Mesure phare : Dès le budget 2014, le gouvernement doit concrétiser au moins deux à trois premières mesures fortes et lisibles : en priorité, le rattrapage des taxes sur le diesel et la fin des exonérations diverses comme la taxation du kérosène utilisé pour les vols intérieurs. Ces mesures qui pourraient être utilement couplées à des "chèques mobilité" pour aider les ménages les moins aisés. Sur les années suivantes, c'est la généralisation du prix donné au carbone, aux consommations d'énergie et plus globalement aux atteintes à l'environnement qui doit être l'objectif, par une contribution énergie climat ou un mécanisme équivalent.
Plus en détails :
La contribution climat énergie est une fiscalité nouvelle et équitable basée sur la consommation d’énergie non renouvelable et les émissions de gaz à effet de serre. C’est un instrument clé pour réduire notre dépendance aux énergies fossiles et fissile, puisqu’elle permettra d’anticiper et d’éviter que la hausse inéluctable du prix de l’énergie ne soit subie, notamment par les catégories les plus modestes.
De par son effet incitatif, elle permet de diminuer significativement la consommation d’énergie et les émissions de gaz à effet de serre. Les travaux scientifiques de T. Sterner chiffrent son effet sur les carburants à 0,6% à 1% pour une hausse de 1% du prix.
Le niveau de taxation doit être relevé progressivement et régulièrement. La commission pluraliste de Rocard avait fixé le prix initial de la tonne de CO2 à 32€, un taux relevé de 4% annuellement pour atteindre 250€ en 2050. Au vu de l’urgence climatique et du retard accumulé par les politiques pour agir, c’est le minimum requis. La contribution climat énergie doit couvrir tous les gaz à effet de serre et à ce titre être étendue aux déchets et au secteur agricole.

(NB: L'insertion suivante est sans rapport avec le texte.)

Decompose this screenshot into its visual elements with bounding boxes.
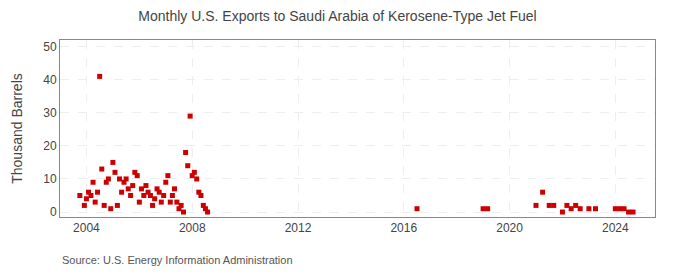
svg-text:10: 10 <box>43 172 57 186</box>
svg-text:2016: 2016 <box>390 221 417 235</box>
svg-text:50: 50 <box>43 40 57 54</box>
svg-text:20: 20 <box>43 139 57 153</box>
svg-text:30: 30 <box>43 106 57 120</box>
svg-text:Thousand Barrels: Thousand Barrels <box>9 73 25 184</box>
svg-text:Monthly U.S. Exports to Saudi: Monthly U.S. Exports to Saudi Arabia of … <box>138 8 536 24</box>
svg-text:0: 0 <box>50 205 57 219</box>
svg-text:2012: 2012 <box>285 221 312 235</box>
svg-text:2004: 2004 <box>73 221 100 235</box>
svg-text:2020: 2020 <box>496 221 523 235</box>
svg-text:2024: 2024 <box>602 221 629 235</box>
svg-text:40: 40 <box>43 73 57 87</box>
svg-text:Source: U.S. Energy Informatio: Source: U.S. Energy Information Administ… <box>62 254 293 266</box>
svg-text:2008: 2008 <box>179 221 206 235</box>
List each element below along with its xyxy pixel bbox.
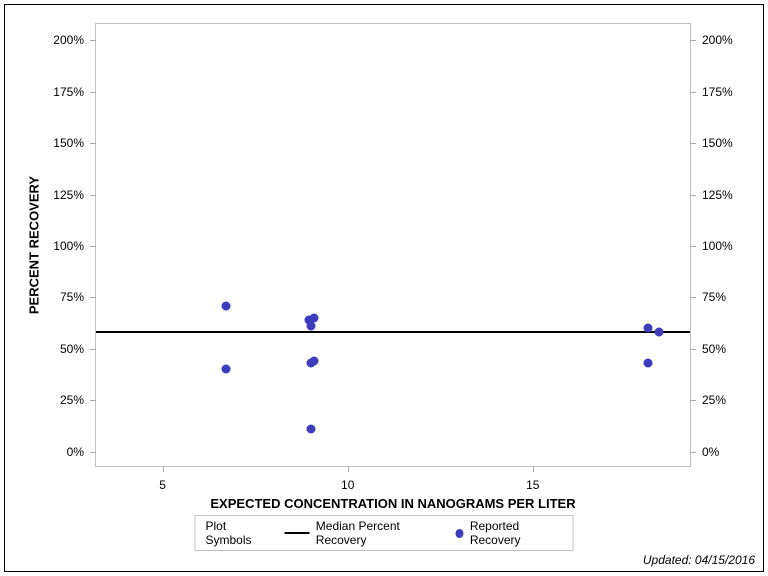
legend: Plot Symbols Median Percent Recovery Rep… bbox=[195, 515, 574, 551]
ytick-label-right: 125% bbox=[690, 188, 733, 202]
yaxis-title: PERCENT RECOVERY bbox=[27, 176, 42, 314]
xtick-label: 10 bbox=[341, 466, 354, 492]
ytick-label-right: 175% bbox=[690, 85, 733, 99]
data-point bbox=[654, 328, 663, 337]
data-point bbox=[221, 301, 230, 310]
data-point bbox=[221, 365, 230, 374]
ytick-label-right: 200% bbox=[690, 33, 733, 47]
ytick-label-right: 75% bbox=[690, 290, 726, 304]
ytick-label-right: 50% bbox=[690, 342, 726, 356]
ytick-label-right: 150% bbox=[690, 136, 733, 150]
legend-line-icon bbox=[285, 532, 310, 534]
legend-item-label: Median Percent Recovery bbox=[316, 519, 440, 547]
legend-item-label: Reported Recovery bbox=[470, 519, 563, 547]
data-point bbox=[306, 424, 315, 433]
plot-area: PERCENT RECOVERY EXPECTED CONCENTRATION … bbox=[95, 23, 691, 467]
ytick-label-right: 25% bbox=[690, 393, 726, 407]
legend-item-reported: Reported Recovery bbox=[456, 519, 563, 547]
data-point bbox=[643, 359, 652, 368]
xtick-label: 5 bbox=[159, 466, 166, 492]
chart-frame: PERCENT RECOVERY EXPECTED CONCENTRATION … bbox=[4, 4, 764, 572]
ytick-label: 50% bbox=[60, 342, 96, 356]
data-point bbox=[310, 313, 319, 322]
ytick-label: 175% bbox=[53, 85, 96, 99]
ytick-label: 100% bbox=[53, 239, 96, 253]
legend-item-median: Median Percent Recovery bbox=[285, 519, 440, 547]
ytick-label-right: 0% bbox=[690, 445, 719, 459]
median-line bbox=[96, 331, 690, 333]
ytick-label: 75% bbox=[60, 290, 96, 304]
ytick-label: 200% bbox=[53, 33, 96, 47]
legend-title: Plot Symbols bbox=[206, 519, 269, 547]
legend-dot-icon bbox=[456, 529, 464, 538]
ytick-label: 125% bbox=[53, 188, 96, 202]
updated-label: Updated: 04/15/2016 bbox=[643, 553, 755, 567]
ytick-label: 0% bbox=[67, 445, 96, 459]
data-point bbox=[643, 324, 652, 333]
ytick-label: 25% bbox=[60, 393, 96, 407]
xtick-label: 15 bbox=[526, 466, 539, 492]
ytick-label: 150% bbox=[53, 136, 96, 150]
data-point bbox=[310, 357, 319, 366]
ytick-label-right: 100% bbox=[690, 239, 733, 253]
xaxis-title: EXPECTED CONCENTRATION IN NANOGRAMS PER … bbox=[210, 496, 575, 511]
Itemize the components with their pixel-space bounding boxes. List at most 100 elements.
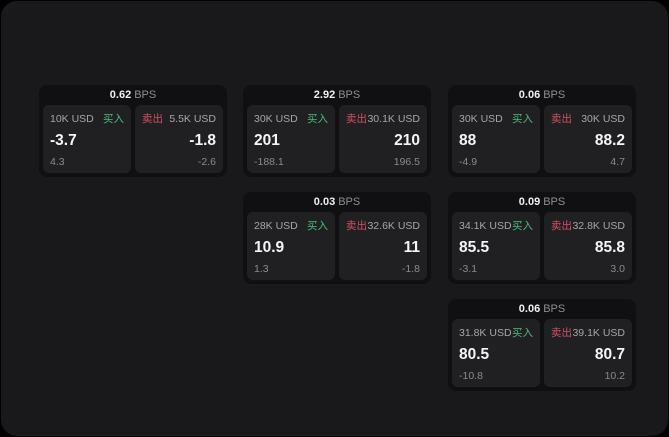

La contribution climat énergie est une mesure incontournable des lois de finance à venir. Ses recettes, équivalentes à plus de 8 milliards d’euros, permettront de réaliser la transition énergétique tout en sortant de la précarité énergétique. Assortie de mesures redistributives sous conditions de ressources pour les plus modestes et de mesures de soutien et d’accompagnement pour faciliter la rénovation thermique et solutionner la mobilité contrainte notamment, elle n’affectera pas les ménages les plus vulnérables. En complément, un rééquilibrage fiscal devra être réalisé au travers d’une baisse de la fiscalité (TVA) des transports en commun, et de la fourniture d’énergie renouvelable. Plus largement, ces mesures contribueront au financement de la transition énergétique et à une politique incitative de réorientation des usages.
Corrélativement, pour élargir ces possibilités de financement, il est indispensable que l’Etat renforce la lutte contre l’évasion et la fraude fiscale dont les montants atteignent des dizaines de milliards d’euros par an, comme l’ont souligné les rapporteurs et membres de la commission d’enquête sénatoriale sur l’évasion des capitaux et la fraude fiscale.